I promised a short ride. I'm sick of winter, already. Sitting on a riding mower seems like a luxury compared with splitting and hauling firewood. Dark days depress me. The Pooch and I start our afternoon walk a little after three. "For God's sake, that's the middle of the afternoon in the summer!"

I pull a piece of paneling from an inside wall between the entryway and the bathroom. Excuse my language. There will be more @#$! before this construction project is over. @#$! when the corner molding splits. #@$! when I discover that the rug which was laid on top of the linoleum in the entryway prevents me from removing the paneling. @#$! I have to remove the carpet strips to slide out the panel. @#$! the paneling is recessed beneath the cellulose ceiling tile which was applied after the paneling. And why the fuck did they insulate an inside wall??? Deep breath. Relax.

OK. We're at the top of the hill. I'm sliding the toboggan into the back of the pickup. The picture, you say. The deer? Oh yes, Christmas,2005. Oh, those were the days. The deer poops candy when you pump his tail. The painting is one of my wife's landscapes.

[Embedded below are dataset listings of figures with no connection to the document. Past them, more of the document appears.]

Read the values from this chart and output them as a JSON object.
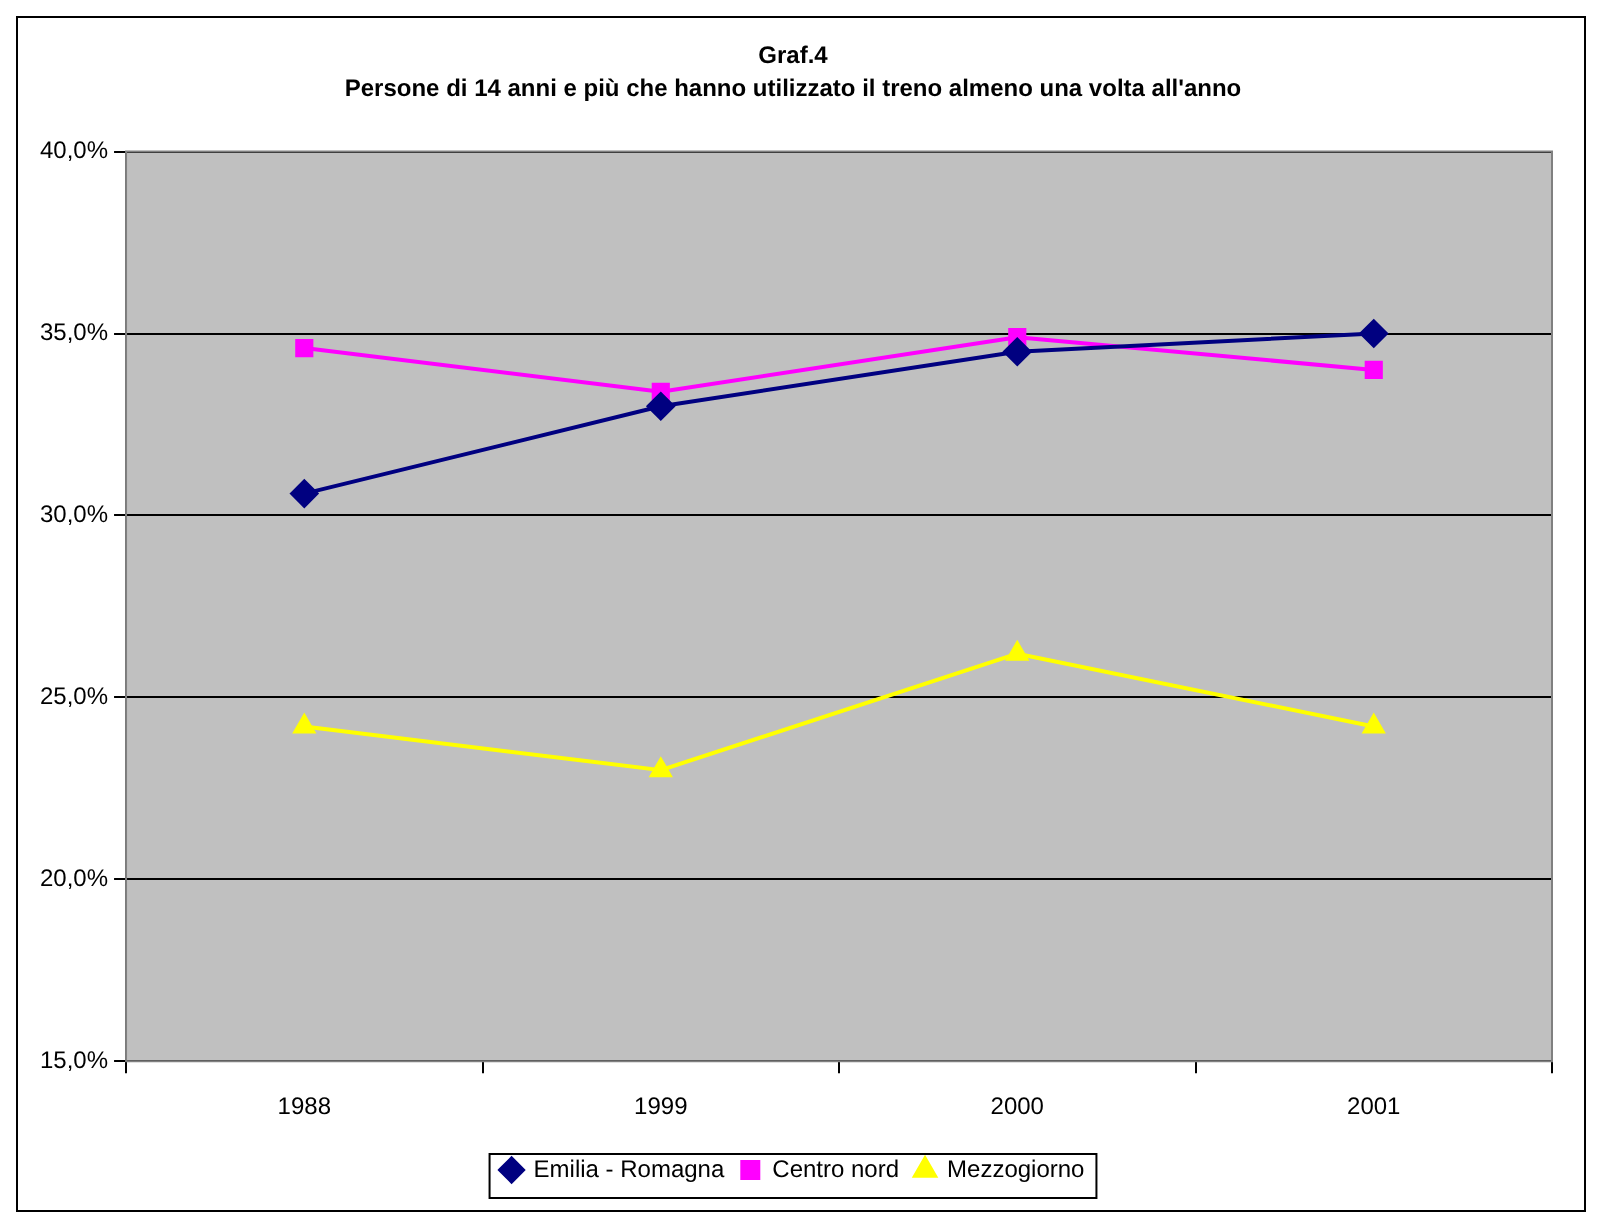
{
  "chart_data": {
    "type": "line",
    "title": "Graf.4",
    "subtitle": "Persone di 14 anni e più che hanno utilizzato il treno almeno una volta all'anno",
    "categories": [
      "1988",
      "1999",
      "2000",
      "2001"
    ],
    "series": [
      {
        "name": "Emilia - Romagna",
        "color": "#000080",
        "marker": "diamond",
        "values": [
          30.6,
          33.0,
          34.5,
          35.0
        ]
      },
      {
        "name": "Centro nord",
        "color": "#ff00ff",
        "marker": "square",
        "values": [
          34.6,
          33.4,
          34.9,
          34.0
        ]
      },
      {
        "name": "Mezzogiorno",
        "color": "#ffff00",
        "marker": "triangle",
        "values": [
          24.2,
          23.0,
          26.2,
          24.2
        ]
      }
    ],
    "ylim": [
      15,
      40
    ],
    "yticks": [
      {
        "value": 15,
        "label": "15,0%"
      },
      {
        "value": 20,
        "label": "20,0%"
      },
      {
        "value": 25,
        "label": "25,0%"
      },
      {
        "value": 30,
        "label": "30,0%"
      },
      {
        "value": 35,
        "label": "35,0%"
      },
      {
        "value": 40,
        "label": "40,0%"
      }
    ],
    "grid": "y",
    "legend": "bottom",
    "line_style": "solid"
  }
}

My wife and I are having lunch at "The Corners". Two men and the teenage girl at the table to my left are talking venison-venado-deer. The oldest of the two men recounts the tale of the buck at the edge of the "crick". The girl isn't much more than 14,judging by a serious case of acne. She'll remember deer hunting with her father. Could there be anything more wholesome than the Sunday special-chicken at Kickapoo Corners After paying the bill and walking to the car, I see their buck sprawled on the tailgate of the truck. If I were a life-long resident, I'd be counting the points and totaling up the score of the rack. My mind wanders to venison jerky. Hey you out there. I need venison for jerky.

1 comment:

bulldog and crab said...

i have the meat. ready when you are.